5.2L’auteur insiste sur le fait que la preuve obtenue au cours de la phase préliminaire l’a été à l’insu de la défense. Bien que cette irrégularité ait été dénoncée, la Cour a avalisé cette preuve et l’a faite sienne. Les rares fois où la défense a été autorisée à intervenir c’était pour les preuves qui n’étaient pas importantes. L’auteur cite comme exemple le témoignage du comptable du cartel de Cali, témoignage qui a été recueilli aux États-Unis sans la présence de l’auteur ou de son avocat. Bien que la comparution de ce témoin qui avait été demandée afin qu’il puisse être soumis à un contre-interrogatoire ait été ordonnée, elle n’a pas eu lieu. Le paragraphe 3 e) de l’article 14 du Pacte a donc manifestement été violé.

5.3L’auteur affirme que le droit à un procès équitable et à la défense a été violé dans la mesure où il a fait l’objet d’une enquête, il a été inculpé et condamné par un juge régional et le Tribunal national qui n’étaient pas compétents, au regard du Code de procédure pénale ou du décret no 2700 de 1991, pour les faits imputés, survenus à compter du 24 avril 1992. Les organes juridictionnels d’exception n’ont commencé à siéger qu’à partir du 1er juillet 1992. Cela constitue une violation des principes du juge naturel et de l’égalité de toutes les personnes devant les tribunaux, puisque ces organes ont administré une justice d’exception, parallèle à la justice de droit commun, et appliqué des normes d’exception, défavorables et restrictives.
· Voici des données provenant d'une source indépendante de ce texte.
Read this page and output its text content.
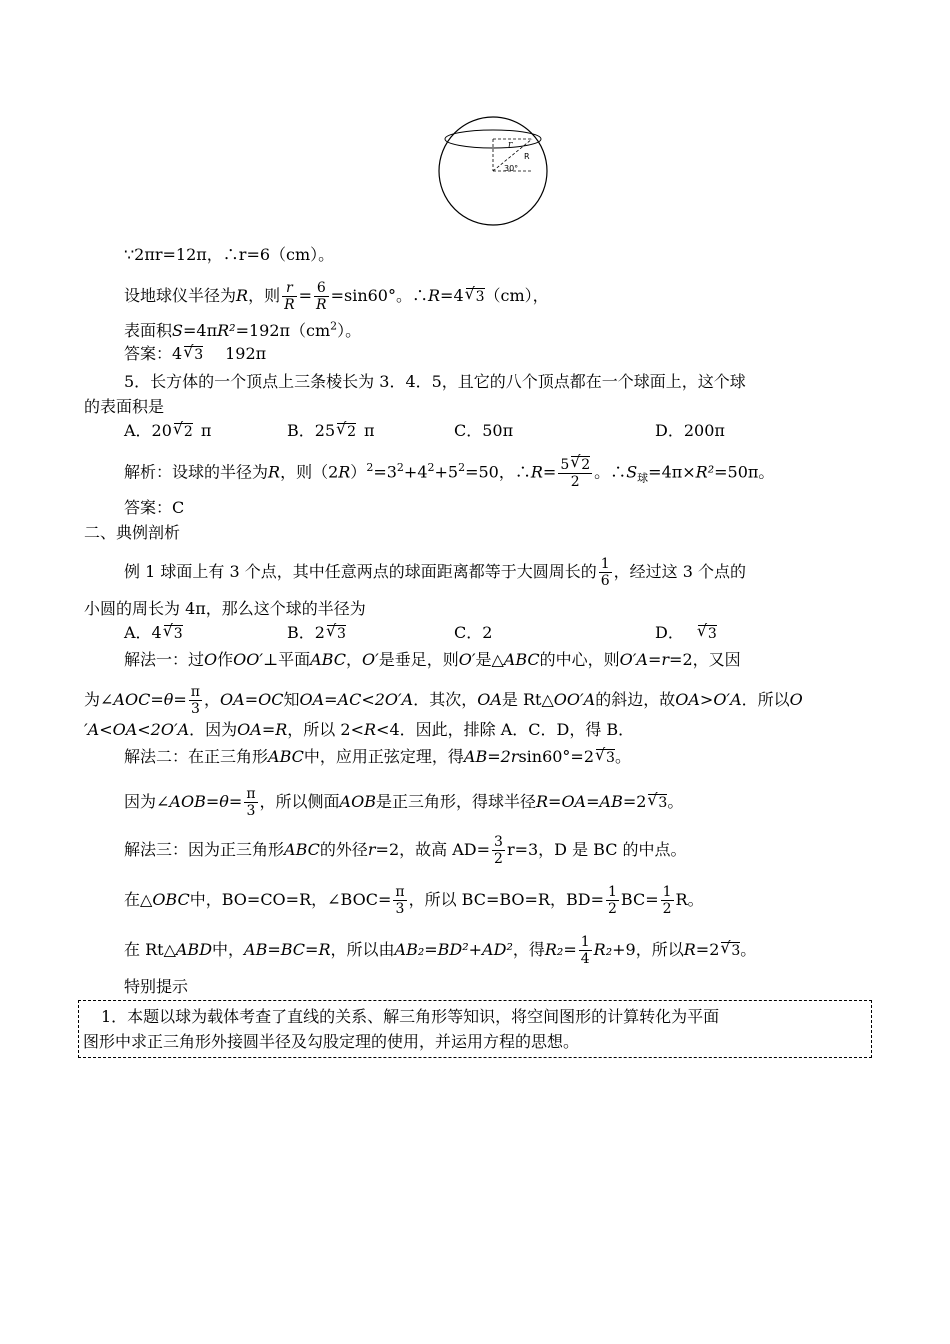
r
R
30°
∵2πr=12π，∴r=6（cm）。
设地球仪半径为R，则 $\frac{r}{R} = \frac{6}{R} =\sin 60^\circ$。∴R=4 √ 3（cm），
表面积$S=4\pi R^2=192\pi(cm^2)$。
答案：4 √ 3 192π
5．长方体的一个顶点上三条棱长为 3．4．5，且它的八个顶点都在一个球面上，这个球
的表面积是
A．20 √ 2 π	B．25 √ 2 π	C．50π	D．200π
解析：设球的半径为R，则$(2R)^2=3^2+4^2+5^2=50$，∴R= $\frac{5 √ 2}{2}$ 。$\therefore S_球=4\pi\times R^2=50\pi$。
答案：C
二、典例剖析
例 1 球面上有 3 个点，其中任意两点的球面距离都等于大圆周长的 $\frac{1}{6}$ ，经过这 3 个点的
小圆的周长为 4π，那么这个球的半径为
A．4 √ 3	B．2 √ 3	C．2	D． √ 3
解法一：过O作OO′⊥平面ABC，O′是垂足，则O′是△ABC的中心，则O′A=r=2，又因
为∠AOC=θ= $\frac{\pi}{3}$ ，OA=OC知OA=AC<2O′A．其次，OA是 Rt△OO′A的斜边，故OA>O′A．所以O
′A<OA<2O′A．因为OA=R，所以 2<R<4．因此，排除 A．C．D，得 B．
解法二：在正三角形ABC中，应用正弦定理，得AB=2rsin60°=2 √ 3。
因为∠AOB=θ= $\frac{\pi}{3}$ ，所以侧面AOB是正三角形，得球半径R=OA=AB=2 √ 3。
解法三：因为正三角形ABC的外径r=2，故高 $AD= \frac{3}{2} r=3$，D 是 BC 的中点。
在△OBC中，BO=CO=R，∠BOC= $\frac{\pi}{3}$ ，所以 BC=BO=R，$BD= \frac{1}{2} BC= \frac{1}{2}$ R。
在 Rt△ABD中，AB=BC=R，所以由AB₂=BD²+AD²，得$R_2= \frac{1}{4} R_2+9$，所以R=2 √ 3。
特别提示
1．本题以球为载体考查了直线的关系、解三角形等知识，将空间图形的计算转化为平面
图形中求正三角形外接圆半径及勾股定理的使用，并运用方程的思想。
L’auteur cite en ce sens les constatations du Comité au sujet de la communication no 848/1999, du 23 juillet 2002. Le décret no 2790 de 1990 (loi pour la défense de la justice) a créé la juridiction d’ordre public, «sans visage» ou d’exception, compétente en matière de terrorisme, laquelle a été intégrée au Code de procédure pénale de 1991. Les dispositions relatives au déroulement secret du procès, sans audience publique, ont été abrogées par la loi no 504 de 1999.

5.4L’auteur réaffirme qu’il n’a pas bénéficié d’un jugement public, en audience publique, avec l’assistance obligatoire d’un défenseur et du ministère public, ce qui est contraire au paragraphe 1 de l’article 14 du Pacte.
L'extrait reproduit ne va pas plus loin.